I think his game, right before we went to break, was the best game we’ve seen him play. And tonight, I really liked the intensity he played with. He’s a skilled player, but when we sent him down our message to him was “you need to play more consistently with a higher compete level.” And we wanted him to go down and try to generate a little offensive confidence. I think his two most recent games we’re seeing some results.
Should Caps fans read into the fact that the 29th rated prospect in the NHL started off so slow? Is it going to take him a few years to develop? Did playing in the QMJHL hurt him?
I think it’s a pretty big jump [from the QMJHL]. It’s a change of the system. Certainly a big change in the game. The Q is a good league, but it’s very offensive, so now we’re asking him to pay a lot of attention to different details of the game. I think the problem you have with young guys is they start thinking too much, instead of reacting instinctively. Stan, you like that he’s trying to do these things, but it probably takes away from his game. I think his game is beginning to be a little bit more defined of what he’s going to be as a pro.
How has implementing Adam Oates’ system been going? And if the NHL season starts in a few weeks, what should Caps fans expect?
Some of our success as of late… I think it takes time to implement a new system. Like I talked about with Stan, guys are trying to understand this new system, but they’re not reacting to it. We’re getting to the point where guys know it now, they know what they need to do. So I think it takes some time. I think the NHL player can maybe make the jump a little bit quicker. You know, it’s a proven system. New Jersey used it last year and went a long ways. I think there’s some really good parts. I think it’ll play really well into some of the Capitals more skilled players for sure.

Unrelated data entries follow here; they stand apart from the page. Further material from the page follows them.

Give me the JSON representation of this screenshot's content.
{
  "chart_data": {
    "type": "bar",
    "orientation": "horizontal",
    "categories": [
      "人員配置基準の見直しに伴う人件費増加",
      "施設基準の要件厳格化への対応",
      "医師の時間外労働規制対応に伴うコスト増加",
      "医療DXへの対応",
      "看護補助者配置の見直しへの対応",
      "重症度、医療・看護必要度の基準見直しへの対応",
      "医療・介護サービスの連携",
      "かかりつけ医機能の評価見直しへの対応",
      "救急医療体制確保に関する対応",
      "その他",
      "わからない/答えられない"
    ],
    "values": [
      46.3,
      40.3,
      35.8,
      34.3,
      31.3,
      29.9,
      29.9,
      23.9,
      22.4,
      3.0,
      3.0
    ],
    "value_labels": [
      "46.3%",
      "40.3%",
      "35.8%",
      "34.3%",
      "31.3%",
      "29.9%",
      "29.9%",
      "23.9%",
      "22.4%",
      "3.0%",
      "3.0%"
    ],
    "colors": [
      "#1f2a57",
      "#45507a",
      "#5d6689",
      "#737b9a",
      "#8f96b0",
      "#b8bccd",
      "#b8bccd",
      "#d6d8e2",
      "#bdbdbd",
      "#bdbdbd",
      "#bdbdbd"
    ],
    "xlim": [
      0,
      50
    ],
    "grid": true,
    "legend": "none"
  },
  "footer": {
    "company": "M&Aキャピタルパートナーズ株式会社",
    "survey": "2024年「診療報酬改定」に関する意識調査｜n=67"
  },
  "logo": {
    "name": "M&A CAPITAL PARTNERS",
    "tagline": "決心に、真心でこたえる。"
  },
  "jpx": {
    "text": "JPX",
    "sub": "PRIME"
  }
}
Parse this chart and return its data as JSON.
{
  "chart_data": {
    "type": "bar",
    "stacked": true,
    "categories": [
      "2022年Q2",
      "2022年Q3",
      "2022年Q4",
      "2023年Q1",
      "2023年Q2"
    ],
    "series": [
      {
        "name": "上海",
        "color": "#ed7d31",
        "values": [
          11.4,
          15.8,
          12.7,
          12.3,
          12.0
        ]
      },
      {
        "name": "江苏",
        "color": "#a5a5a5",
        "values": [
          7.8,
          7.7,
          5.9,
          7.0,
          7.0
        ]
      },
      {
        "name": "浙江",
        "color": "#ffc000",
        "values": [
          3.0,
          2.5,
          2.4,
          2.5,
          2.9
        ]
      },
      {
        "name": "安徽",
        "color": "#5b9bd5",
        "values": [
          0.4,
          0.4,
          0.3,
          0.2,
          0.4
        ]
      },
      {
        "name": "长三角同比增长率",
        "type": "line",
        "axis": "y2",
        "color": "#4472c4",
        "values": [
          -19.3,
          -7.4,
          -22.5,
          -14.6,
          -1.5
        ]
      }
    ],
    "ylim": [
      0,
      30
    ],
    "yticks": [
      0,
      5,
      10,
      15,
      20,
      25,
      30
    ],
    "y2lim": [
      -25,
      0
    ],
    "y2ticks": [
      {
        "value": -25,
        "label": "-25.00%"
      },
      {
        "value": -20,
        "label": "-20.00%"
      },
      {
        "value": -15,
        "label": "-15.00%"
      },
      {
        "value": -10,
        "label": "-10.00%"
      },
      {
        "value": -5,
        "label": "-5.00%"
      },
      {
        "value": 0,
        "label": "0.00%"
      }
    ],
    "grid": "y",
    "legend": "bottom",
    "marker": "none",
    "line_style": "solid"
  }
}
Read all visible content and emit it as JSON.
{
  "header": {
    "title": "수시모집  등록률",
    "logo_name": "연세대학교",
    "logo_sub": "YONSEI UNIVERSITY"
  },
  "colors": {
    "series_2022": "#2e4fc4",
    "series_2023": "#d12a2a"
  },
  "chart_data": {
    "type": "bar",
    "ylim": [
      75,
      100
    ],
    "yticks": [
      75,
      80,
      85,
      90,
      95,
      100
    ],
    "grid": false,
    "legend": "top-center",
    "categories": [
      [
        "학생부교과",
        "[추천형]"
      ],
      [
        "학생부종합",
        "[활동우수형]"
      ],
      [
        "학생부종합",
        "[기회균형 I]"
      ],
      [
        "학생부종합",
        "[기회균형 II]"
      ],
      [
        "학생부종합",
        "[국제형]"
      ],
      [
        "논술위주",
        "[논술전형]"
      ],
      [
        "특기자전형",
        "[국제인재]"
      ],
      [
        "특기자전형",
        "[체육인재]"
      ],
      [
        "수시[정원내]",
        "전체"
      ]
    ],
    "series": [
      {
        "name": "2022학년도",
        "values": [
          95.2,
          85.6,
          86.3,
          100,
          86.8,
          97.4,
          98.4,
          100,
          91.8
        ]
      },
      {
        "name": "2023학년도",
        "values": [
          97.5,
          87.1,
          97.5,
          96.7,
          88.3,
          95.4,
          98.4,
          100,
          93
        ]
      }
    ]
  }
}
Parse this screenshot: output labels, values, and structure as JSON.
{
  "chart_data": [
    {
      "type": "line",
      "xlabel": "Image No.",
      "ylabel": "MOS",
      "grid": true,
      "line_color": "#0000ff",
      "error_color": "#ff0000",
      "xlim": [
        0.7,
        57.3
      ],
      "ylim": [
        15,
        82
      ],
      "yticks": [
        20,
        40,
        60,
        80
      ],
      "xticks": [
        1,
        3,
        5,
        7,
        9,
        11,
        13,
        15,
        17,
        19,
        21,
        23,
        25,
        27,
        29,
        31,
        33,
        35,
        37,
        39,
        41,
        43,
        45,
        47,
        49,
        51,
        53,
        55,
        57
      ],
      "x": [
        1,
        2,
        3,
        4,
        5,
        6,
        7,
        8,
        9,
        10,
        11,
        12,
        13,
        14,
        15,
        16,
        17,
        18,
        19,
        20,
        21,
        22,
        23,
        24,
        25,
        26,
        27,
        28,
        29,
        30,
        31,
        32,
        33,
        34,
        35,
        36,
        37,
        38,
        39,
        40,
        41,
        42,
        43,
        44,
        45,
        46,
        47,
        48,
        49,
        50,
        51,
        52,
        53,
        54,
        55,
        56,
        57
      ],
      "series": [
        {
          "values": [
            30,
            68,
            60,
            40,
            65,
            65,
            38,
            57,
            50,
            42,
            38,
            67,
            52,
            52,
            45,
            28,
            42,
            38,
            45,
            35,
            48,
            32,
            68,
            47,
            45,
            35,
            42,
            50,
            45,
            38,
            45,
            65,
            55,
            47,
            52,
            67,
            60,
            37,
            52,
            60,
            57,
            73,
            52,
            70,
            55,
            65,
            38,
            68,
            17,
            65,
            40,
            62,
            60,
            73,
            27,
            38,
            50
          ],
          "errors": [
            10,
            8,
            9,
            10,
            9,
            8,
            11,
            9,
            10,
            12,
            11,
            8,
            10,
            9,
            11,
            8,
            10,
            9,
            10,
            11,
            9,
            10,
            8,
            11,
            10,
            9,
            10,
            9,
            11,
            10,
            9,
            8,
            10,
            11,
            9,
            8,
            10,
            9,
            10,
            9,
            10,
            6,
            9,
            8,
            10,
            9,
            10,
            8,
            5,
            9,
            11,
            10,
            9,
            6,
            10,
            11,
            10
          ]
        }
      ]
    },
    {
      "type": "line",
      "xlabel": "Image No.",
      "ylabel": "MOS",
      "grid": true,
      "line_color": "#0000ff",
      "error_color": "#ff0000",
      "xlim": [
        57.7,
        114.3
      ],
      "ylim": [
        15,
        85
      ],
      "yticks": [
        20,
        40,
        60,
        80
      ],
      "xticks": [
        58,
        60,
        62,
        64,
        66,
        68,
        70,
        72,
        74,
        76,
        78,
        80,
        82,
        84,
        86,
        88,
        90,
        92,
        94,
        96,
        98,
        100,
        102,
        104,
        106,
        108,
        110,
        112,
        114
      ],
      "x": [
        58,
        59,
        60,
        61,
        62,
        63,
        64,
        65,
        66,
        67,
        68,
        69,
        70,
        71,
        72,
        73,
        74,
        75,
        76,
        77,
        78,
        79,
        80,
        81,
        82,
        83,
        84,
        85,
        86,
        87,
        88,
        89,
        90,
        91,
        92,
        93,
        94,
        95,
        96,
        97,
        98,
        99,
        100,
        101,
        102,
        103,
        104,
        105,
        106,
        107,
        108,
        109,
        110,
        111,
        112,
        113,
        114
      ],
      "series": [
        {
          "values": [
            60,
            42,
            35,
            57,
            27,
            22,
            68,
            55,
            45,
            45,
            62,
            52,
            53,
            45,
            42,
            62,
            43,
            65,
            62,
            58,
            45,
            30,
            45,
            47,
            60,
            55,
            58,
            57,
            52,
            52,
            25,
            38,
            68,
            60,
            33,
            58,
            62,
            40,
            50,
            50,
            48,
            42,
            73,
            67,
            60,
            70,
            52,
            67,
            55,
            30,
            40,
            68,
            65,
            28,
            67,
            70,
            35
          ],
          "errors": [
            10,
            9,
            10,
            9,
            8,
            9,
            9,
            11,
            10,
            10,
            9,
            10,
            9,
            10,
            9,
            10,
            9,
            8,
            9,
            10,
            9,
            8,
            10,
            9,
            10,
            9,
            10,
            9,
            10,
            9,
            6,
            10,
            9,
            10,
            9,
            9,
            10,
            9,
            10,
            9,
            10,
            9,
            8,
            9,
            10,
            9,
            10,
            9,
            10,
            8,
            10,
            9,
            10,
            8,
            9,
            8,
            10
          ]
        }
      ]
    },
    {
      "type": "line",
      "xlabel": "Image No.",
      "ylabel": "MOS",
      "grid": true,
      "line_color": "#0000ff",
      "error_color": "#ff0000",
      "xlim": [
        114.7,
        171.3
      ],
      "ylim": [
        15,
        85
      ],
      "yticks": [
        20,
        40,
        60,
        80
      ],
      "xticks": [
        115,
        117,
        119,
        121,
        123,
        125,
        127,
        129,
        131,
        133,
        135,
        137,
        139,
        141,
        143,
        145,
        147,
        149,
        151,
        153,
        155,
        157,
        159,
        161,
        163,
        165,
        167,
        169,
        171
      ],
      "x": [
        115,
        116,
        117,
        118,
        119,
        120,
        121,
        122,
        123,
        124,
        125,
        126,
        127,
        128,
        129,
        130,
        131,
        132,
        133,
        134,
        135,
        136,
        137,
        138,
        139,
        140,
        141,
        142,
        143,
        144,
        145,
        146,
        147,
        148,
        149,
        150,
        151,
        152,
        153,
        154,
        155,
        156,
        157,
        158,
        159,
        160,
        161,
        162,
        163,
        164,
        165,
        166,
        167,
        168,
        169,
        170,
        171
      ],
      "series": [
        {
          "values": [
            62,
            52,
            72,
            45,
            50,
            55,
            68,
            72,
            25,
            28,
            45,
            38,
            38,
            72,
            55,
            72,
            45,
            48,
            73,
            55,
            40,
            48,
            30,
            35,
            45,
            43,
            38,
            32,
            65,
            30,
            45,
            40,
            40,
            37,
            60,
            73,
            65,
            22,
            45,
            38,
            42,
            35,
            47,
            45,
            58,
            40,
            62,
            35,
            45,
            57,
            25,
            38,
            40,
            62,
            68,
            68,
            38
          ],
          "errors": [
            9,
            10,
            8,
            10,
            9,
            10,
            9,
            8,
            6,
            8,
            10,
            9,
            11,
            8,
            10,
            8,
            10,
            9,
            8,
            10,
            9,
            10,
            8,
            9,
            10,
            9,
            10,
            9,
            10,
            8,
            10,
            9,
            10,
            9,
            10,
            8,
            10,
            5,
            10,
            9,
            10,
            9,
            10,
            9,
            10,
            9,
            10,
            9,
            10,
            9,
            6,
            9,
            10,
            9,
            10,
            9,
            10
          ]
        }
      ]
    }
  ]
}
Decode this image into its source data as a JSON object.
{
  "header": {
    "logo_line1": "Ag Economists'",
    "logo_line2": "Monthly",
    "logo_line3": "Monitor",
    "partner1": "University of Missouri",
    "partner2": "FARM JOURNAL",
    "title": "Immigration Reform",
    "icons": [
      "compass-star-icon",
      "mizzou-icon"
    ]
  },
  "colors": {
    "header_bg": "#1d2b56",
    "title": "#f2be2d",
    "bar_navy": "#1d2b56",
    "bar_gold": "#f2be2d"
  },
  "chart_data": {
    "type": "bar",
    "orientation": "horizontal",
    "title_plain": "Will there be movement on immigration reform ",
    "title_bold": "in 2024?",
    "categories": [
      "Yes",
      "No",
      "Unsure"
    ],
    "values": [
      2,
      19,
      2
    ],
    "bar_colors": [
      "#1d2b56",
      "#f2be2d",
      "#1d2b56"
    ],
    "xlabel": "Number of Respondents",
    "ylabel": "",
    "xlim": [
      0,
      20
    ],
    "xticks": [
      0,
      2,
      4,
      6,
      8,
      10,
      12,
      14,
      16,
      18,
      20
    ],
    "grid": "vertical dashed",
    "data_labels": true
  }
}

What kind of upside do you see with Cameron Schilling and Mattias Sjogren? Over the next year or two, are they going to be knocking on the door at the NHL level?
Let’s start with Sjogren. We’ve seen an improvement in his game. I think he’s a checking forward. He’s a big body guy. With our team he’s been put in a checking role, and that’s where I think he transitions to at the NHL level. I think he’s more comfortable playing the North American game. With Schilling, he can skate at the NHL level right now. He’s got a real good work ethic and compete level about him. I think he’s just got to mature a little bit. He’s benefiting from his time down here and I can certainly see him as a guy that transitions to the NHL at some point.
Team USA won the World Junior Championships on Saturday. I’m not sure if you can get a guy like Riley Barber on the team this year. But what type of player do you think he is?
I’m like everybody. He kinda jumped out at me during the World Juniors. I think he’s probably going to stay in college a few more years to develop but he’s certainly a guy who can play with pace and got some real good skill to him.
Do you think Barber could grow up to be a Top 6 guy?
I’d have to see him play a little bit more but I was certainly encouraged by what I saw at the World Juniors.
Last question. When I went to Development Camp I got a lot of good reports about goaltending prospect Sergey Kostenko… about how well he played even with a bum shoulder. He told RMNB that he could barely hold his goalie stick before he got surgery. I don’t know how much tape you’ve seen of him– he recently got his first win, but are you guys excited about him as a player?
I think it was good to get him over to North America. I think with Reading especially, if there’s an NHL season, with Philipp getting moved up to the AHL, he jumps into a situation where he’s playing more. Like you, I was pleasantly surprised by what I saw at Development Camp and I certainly — from what Dave Prior and Olie believe — I think he might be a good diamond in the rough.